Aucune réponse. Le policier alla ouvrir les persiennes et se retourna. La lumière extérieure dévoila un homme d’une extrême maigreur, au teint blême, le visage mangé par une barbe de plusieurs jours, les cheveux jaunasses, et les mains immobiles posées sur le clavier d’un ordinateur portable encore allumé. Le policier s’approcha de l’homme et lui posa la main sur l’épaule. Ce qui se produisit lui glaça le sang : l’homme, ou ce qui en restait, se désagrégea et tomba sur le sol dans un bruit sec d’os qui se brisent. De ce qui était, il y a encore quelques instants, un être humain assis devant un ordinateur, il ne restait maintenant par terre qu’un petit tas de fragments d’os et de poussière, mélangés à des lambeaux de vêtements.
La gardienne de l’immeuble, péniblement arrivée, s’était avancée à la porte de l’appartement et avait dardé avec avidité son regard sur l’intérieur du studio. Mais à présent, retournée sur le palier, elle vomissait dans un coin avec de bruyants borborygmes. Quand à Martin, pourtant rompu à vivre les situations les plus éprouvantes, il lui fallut aller à la fenêtre et respirer l’air frais du matin pour cesser de trembler et retrouver un peu de calme, juste assez pour sortir son mobile et appeler le commissariat.
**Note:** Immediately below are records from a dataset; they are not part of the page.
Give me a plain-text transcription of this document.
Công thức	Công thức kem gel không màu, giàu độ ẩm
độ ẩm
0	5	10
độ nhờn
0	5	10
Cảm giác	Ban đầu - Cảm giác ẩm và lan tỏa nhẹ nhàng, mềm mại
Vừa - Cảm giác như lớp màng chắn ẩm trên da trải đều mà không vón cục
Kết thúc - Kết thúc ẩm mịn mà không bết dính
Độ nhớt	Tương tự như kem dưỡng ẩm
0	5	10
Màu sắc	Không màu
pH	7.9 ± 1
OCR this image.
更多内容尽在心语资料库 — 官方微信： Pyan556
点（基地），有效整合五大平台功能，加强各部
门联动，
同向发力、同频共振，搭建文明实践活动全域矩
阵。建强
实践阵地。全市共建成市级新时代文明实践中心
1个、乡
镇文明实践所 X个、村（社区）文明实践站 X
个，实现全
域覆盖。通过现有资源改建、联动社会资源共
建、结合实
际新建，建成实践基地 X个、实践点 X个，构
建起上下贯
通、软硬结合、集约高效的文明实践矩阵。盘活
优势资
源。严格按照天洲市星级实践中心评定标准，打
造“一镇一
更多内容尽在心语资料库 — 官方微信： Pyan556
La police scientifique arriva bientôt sur les lieux et une enquête fut ouverte pour comprendre ce qui avait provoqué la mort de cet homme. Pas d’autopsie possible, puisqu’il n’y avait pas vraiment de cadavre. Seul Martin pouvait attester qu’il avait bien vu un individu, que celui-ci ne semblait porter aucune trace de blessure ni marque d’agression, et qu’il s’était littéralement désintégré sous ses yeux. Tout autre qu’un policier aurait été considéré comme un fou, un affabulateur ou, qui sait, le meurtrier lui-même. Quant à Germaine, hospitalisée en état de choc, elle n’était plus capable de prononcer la moindre phrase sensée ni de répondre à la moindre question.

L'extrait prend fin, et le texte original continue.